Patients were followed for at least 12 months (range: 12-132 months, median 38 months). The high-SIS group tended to have more favorable renal restoration than the other two groups (Figure 2). At 6 months postbiopsy, complete recovery was achieved in 73.5% of high-SIS patients, 50.0% of medium-SIS patients, and 65.2% of low-SIS patients (P=0.195). A decreased eGFR (<60 mL/min/1.73 m2) was observed in 32.4% of high-SIS patients, 66.7% of medium-SIS patients, and 30.4% of low-SIS patients (P=0.014) at 12 months postbiopsy (Table 4). Adding SIS as a continuous variable to age and eGFR measured at biopsy made a small increase for the area under receiver operating characteristic curve by using the logistic regression analysis (from 0.696 to 0.731 for complete recovery at 6 months and from 0.852 to 0.875 for decreased eGFR at 12 months).

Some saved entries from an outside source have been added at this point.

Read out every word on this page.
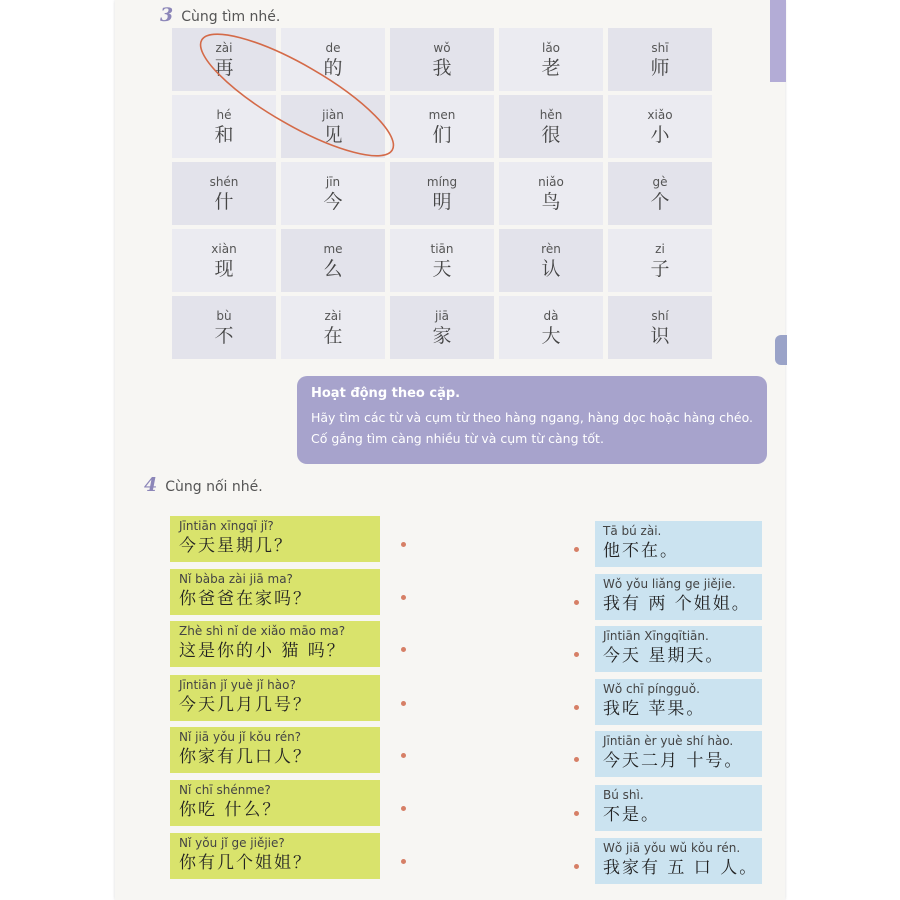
3 Cùng tìm nhé.
zài
再
de
的
wǒ
我
lǎo
老
shī
师
hé
和
jiàn
见
men
们
hěn
很
xiǎo
小
shén
什
jīn
今
míng
明
niǎo
鸟
gè
个
xiàn
现
me
么
tiān
天
rèn
认
zi
子
bù
不
zài
在
jiā
家
dà
大
shí
识
Hoạt động theo cặp.
Hãy tìm các từ và cụm từ theo hàng ngang, hàng dọc hoặc hàng chéo. Cố gắng tìm càng nhiều từ và cụm từ càng tốt.
4 Cùng nối nhé.
Jīntiān xīngqī jǐ?
今天星期几？
Nǐ bàba zài jiā ma?
你爸爸在家吗？
Zhè shì nǐ de xiǎo māo ma?
这是你的小 猫 吗？
Jīntiān jǐ yuè jǐ hào?
今天几月几号？
Nǐ jiā yǒu jǐ kǒu rén?
你家有几口人？
Nǐ chī shénme?
你吃 什么？
Nǐ yǒu jǐ ge jiějie?
你有几个姐姐？
Tā bú zài.
他不在。
Wǒ yǒu liǎng ge jiějie.
我有 两 个姐姐。
Jīntiān Xīngqītiān.
今天 星期天。
Wǒ chī píngguǒ.
我吃 苹果。
Jīntiān èr yuè shí hào.
今天二月 十号。
Bú shì.
不是。
Wǒ jiā yǒu wǔ kǒu rén.
我家有 五 口 人。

Fifty-four patients with severe renal dysfunction at the time of biopsy (eGFR <30 mL/min/1.73 m2) were divided into high-score (N=26) and low-score (N=28) subgroups based on the SIS. The eGFR values at biopsy were similar in the two subgroups (14.3±7.8 mL/min/1.73 m2 in high-score vs 17.7±8.5 in low-score, P=0.131). At 12 months postbiopsy, the eGFR values were significantly higher in the high-score subgroup (65.3±20.2 vs 52.9±20.9 mL/min/1.73 m2 in low-score, P=0.032).